Lernen Sie die 365nm UV-Härtungslampe kennen: Entwickelt für Geschwindigkeit
Folgendes ist entscheidend bei dieser Lampe: Sie ist für den realen Einsatz auf Produktionslinien konzipiert, wo jede Sekunde zählt und die Zykluszeiten in Millisekunden gemessen werden.
Wir haben sie für schnelle Blitze entwickelt – nicht für lange, ausgedehnte Belichtungen. Es geht darum, den optimalen Punkt zu treffen, an dem Polymere jedes Mal korrekt vernetzt werden. Die große Herausforderung besteht darin, die Leistung auch nach Zehntausenden von An-/Ausschaltzyklen konstant zu halten, ohne dass die Lichtintensität nachlässt.
Was steckt drin: Leistung und technische Daten
Um diese Leistung zu erreichen, arbeitet die Lampe mit Hochspannung – etwa 400V. Das erzeugt den intensiven Lichtbogen, der in einem kompakten Rohr konzentriert ist.
Viel Leistung in einem kleinen Bauraum. Deshalb müssen die Komponenten robust ausgelegt sein. Das bedeutet widerstandsfähige Elektroden und eine Zündtechnik, die zuverlässig funktioniert.
Die Lampe selbst ist etwa 300mm lang, was gerade ausreicht, um den erforderlichen Härtungsbereich abzudecken. Keine Energieverschwendung.
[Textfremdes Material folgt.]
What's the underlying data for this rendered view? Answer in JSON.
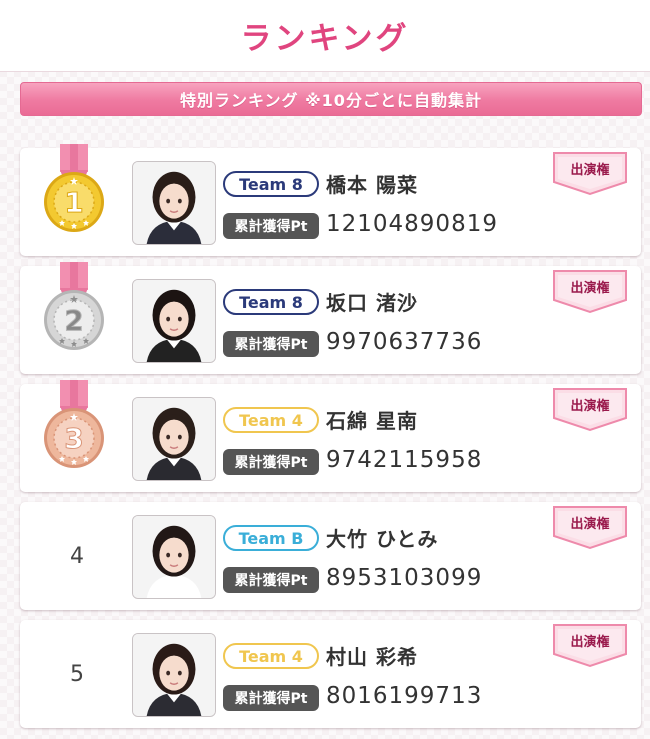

Nur fokussierte Lichtleistung und ein Bauraum, der sich leicht in Ihre Anlage integrieren lässt.
Das Geheimnis: Eine Kathode, die mithalten kann
Die Kathode ist das zentrale Bauteil. Sie wurde mit niedriger thermischer Trägheit konstruiert, was bedeutet, dass sie keine Wärme speichert.
Weniger gespeicherte Wärme sorgt für schnelle Abkühlung. Damit ist die Kathode nahezu sofort wieder bereit für den nächsten Zündimpuls. So sind Zehntausende schneller Blitze ohne Überhitzung möglich.
Die Kathode ist verschleißfest ausgelegt – sie widersteht der Erosion, die bei Hochspannungspulsen gewöhnliche Elektroden beschädigt. Die Geometrie ist so optimiert, dass der Lichtbogen stabil bleibt, Schuss für Schuss.
Warum das auf der Produktionslinie wichtig ist
In der Fertigung zeigt die Lampe ihre Stärken bei hochzyklischer Blitzhärtung. Zum Beispiel bei Klebstoffen, Beschichtungen oder Dünnschichtverklebungen – überall dort, wo keine Trocknungszeiten akzeptiert werden können.
Da die Lampe zwischen den Impulsen kühl bleibt, bleibt die Intensität vom ersten bis zum tausendsten Einsatz konstant. Keine Überraschungen, keine Nachkalibrierung während des Betriebs. Sie liefert verlässliche Leistung unter Belastung.
Der Nachteil dabei ist, dass der Betrieb mit hoher Intensität eine beträchtliche lokale Wärmeentwicklung erzeugt. Daher sind eine geeignete Kühlung und eine sichere elektrische Isolierung der Ausrüstung erforderlich. So bleiben Lampe und umliegende Bauteile sicher und im spezifizierten Betriebsbereich.